Last Thursday, they got that first call from Katya, who was previously not allowed to contact them directly following the guidelines of their surrogacy agreement. “You have two beautiful sons,” she told Spektor. The couple told their story to the Washington Post this week.

The couple’s twins were born seven weeks before their due date, but were each a respectable four pounds and born with a full head of hair. “These are Ukrainian heroes,” Katya later announced in a video message of the boys.

But now, the couple is trying to find a way to actually meet their twins — named Moishe and Lenny — who are currently sheltering in the basement of a Kyiv hospital, waiting to be moved to a more secure location. Their best shot is to get the babies to a safer city like Lviv, or across the border, to Poland, where they will then be able to meet them. But the babies need medical transport, which is hard to secure despite reaching out to the state department and their local representatives. A friend of the couple is currently raising funds for the rescue effort via GoFundMe.
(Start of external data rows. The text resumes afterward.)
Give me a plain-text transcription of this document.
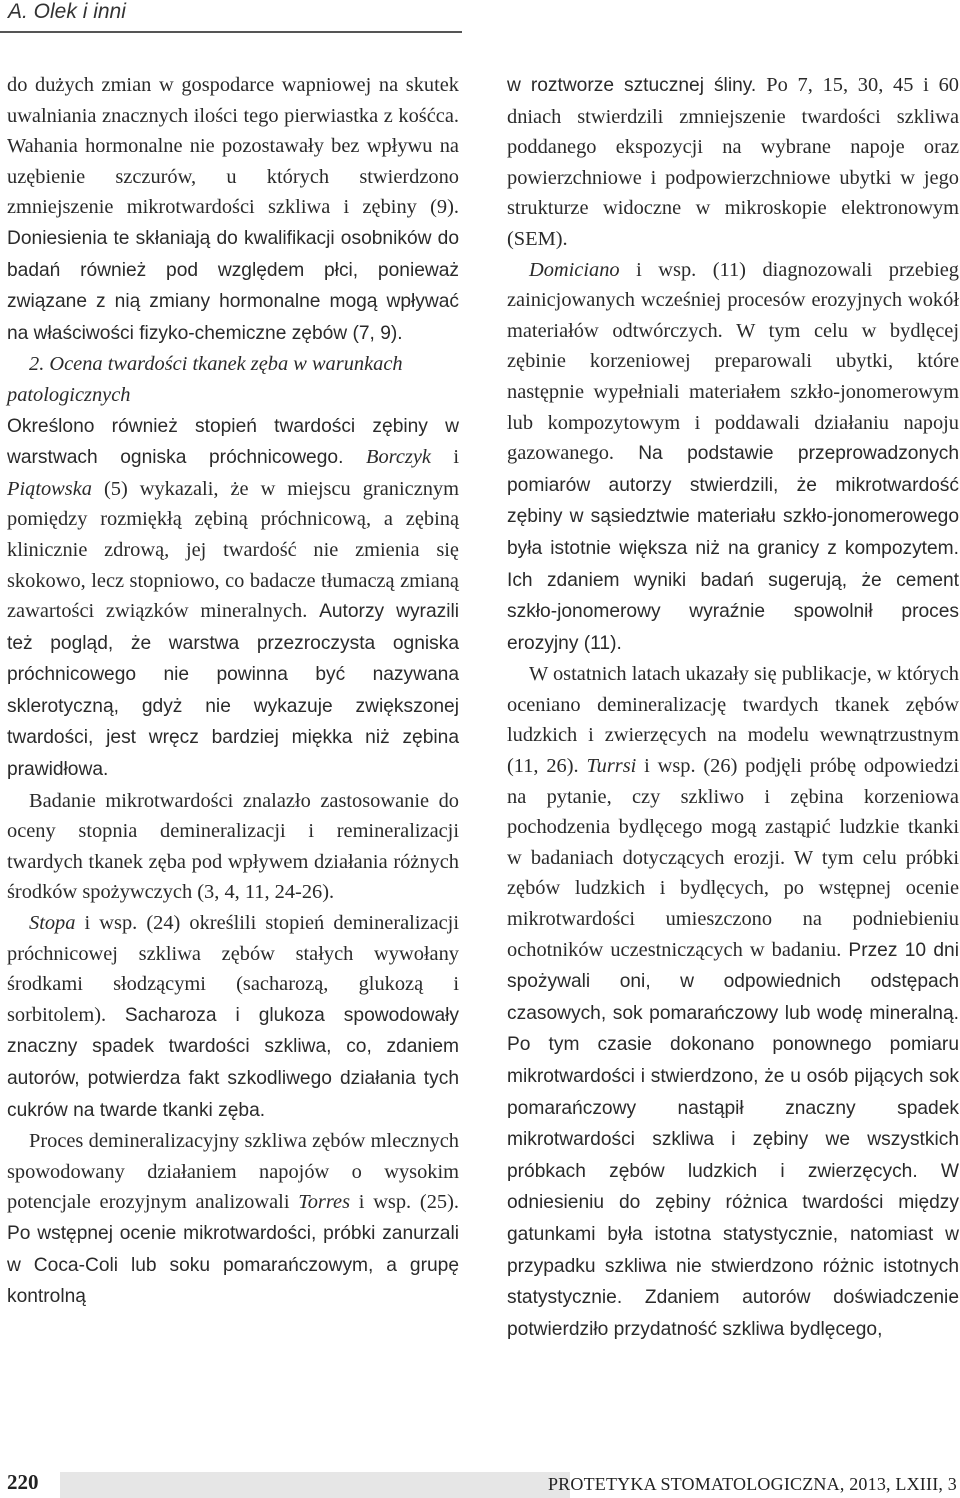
A. Olek i inni

do dużych zmian w gospodarce wapniowej na skutek uwalniania znacznych ilości tego pierwiastka z kośćca. Wahania hormonalne nie pozostawały bez wpływu na uzębienie szczurów, u których stwierdzono zmniejszenie mikrotwardości szkliwa i zębiny (9). Doniesienia te skłaniają do kwalifikacji osobników do badań również pod względem płci, ponieważ związane z nią zmiany hormonalne mogą wpływać na właściwości fizyko-chemiczne zębów (7, 9).

2. Ocena twardości tkanek zęba w warunkach patologicznych

Określono również stopień twardości zębiny w warstwach ogniska próchnicowego. Borczyk i Piątowska (5) wykazali, że w miejscu granicznym pomiędzy rozmiękłą zębiną próchnicową, a zębiną klinicznie zdrową, jej twardość nie zmienia się skokowo, lecz stopniowo, co badacze tłumaczą zmianą zawartości związków mineralnych. Autorzy wyrazili też pogląd, że warstwa przezroczysta ogniska próchnicowego nie powinna być nazywana sklerotyczną, gdyż nie wykazuje zwiększonej twardości, jest wręcz bardziej miękka niż zębina prawidłowa.

Badanie mikrotwardości znalazło zastosowanie do oceny stopnia demineralizacji i remineralizacji twardych tkanek zęba pod wpływem działania różnych środków spożywczych (3, 4, 11, 24-26).

Stopa i wsp. (24) określili stopień demineralizacji próchnicowej szkliwa zębów stałych wywołany środkami słodzącymi (sacharozą, glukozą i sorbitolem). Sacharoza i glukoza spowodowały znaczny spadek twardości szkliwa, co, zdaniem autorów, potwierdza fakt szkodliwego działania tych cukrów na twarde tkanki zęba.

Proces demineralizacyjny szkliwa zębów mlecznych spowodowany działaniem napojów o wysokim potencjale erozyjnym analizowali Torres i wsp. (25). Po wstępnej ocenie mikrotwardości, próbki zanurzali w Coca-Coli lub soku pomarańczowym, a grupę kontrolną

w roztworze sztucznej śliny. Po 7, 15, 30, 45 i 60 dniach stwierdzili zmniejszenie twardości szkliwa poddanego ekspozycji na wybrane napoje oraz powierzchniowe i podpowierzchniowe ubytki w jego strukturze widoczne w mikroskopie elektronowym (SEM).

Domiciano i wsp. (11) diagnozowali przebieg zainicjowanych wcześniej procesów erozyjnych wokół materiałów odtwórczych. W tym celu w bydlęcej zębinie korzeniowej preparowali ubytki, które następnie wypełniali materiałem szkło-jonomerowym lub kompozytowym i poddawali działaniu napoju gazowanego. Na podstawie przeprowadzonych pomiarów autorzy stwierdzili, że mikrotwardość zębiny w sąsiedztwie materiału szkło-jonomerowego była istotnie większa niż na granicy z kompozytem. Ich zdaniem wyniki badań sugerują, że cement szkło-jonomerowy wyraźnie spowolnił proces erozyjny (11).

W ostatnich latach ukazały się publikacje, w których oceniano demineralizację twardych tkanek zębów ludzkich i zwierzęcych na modelu wewnątrzustnym (11, 26). Turrsi i wsp. (26) podjęli próbę odpowiedzi na pytanie, czy szkliwo i zębina korzeniowa pochodzenia bydlęcego mogą zastąpić ludzkie tkanki w badaniach dotyczących erozji. W tym celu próbki zębów ludzkich i bydlęcych, po wstępnej ocenie mikrotwardości umieszczono na podniebieniu ochotników uczestniczących w badaniu. Przez 10 dni spożywali oni, w odpowiednich odstępach czasowych, sok pomarańczowy lub wodę mineralną. Po tym czasie dokonano ponownego pomiaru mikrotwardości i stwierdzono, że u osób pijących sok pomarańczowy nastąpił znaczny spadek mikrotwardości szkliwa i zębiny we wszystkich próbkach zębów ludzkich i zwierzęcych. W odniesieniu do zębiny różnica twardości między gatunkami była istotna statystycznie, natomiast w przypadku szkliwa nie stwierdzono różnic istotnych statystycznie. Zdaniem autorów doświadczenie potwierdziło przydatność szkliwa bydlęcego,

220	PROTETYKA STOMATOLOGICZNA, 2013, LXIII, 3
For Spektor, seeking surrogacy in Kyiv was not just a matter of saving money (the surrogacy process in the country is significantly cheaper in the U.S., where it can cost upwards of $100,000). Spektor was born in the Ukrainian city.

Both twins were given Jewish names, honoring Spektor’s heritage as well as Irma’s Mexican roots. Leonid and Moishe were names of Spektor’s relatives, while their middle names were given to honor members of Nuñez’s family, Carlos and Rosario. The couple settled on Lenny instead of Leonid after two American Jewish icons: comedian Lenny Bruce and composer Leonard Bernstein, whose parents were Ukrainian Jews.

Nuñez and Spektor aren’t merely concerned for their own children — the Chicago-based couple are also working on securing evacuation for Katya, who has been suffering health complications following their birth, her 6-year-old son, as well as two other babies that were born to American families via surrogate in the embattled city.

“We’re in a position where we need to help not only our babies, but other babies,” Nuñez said.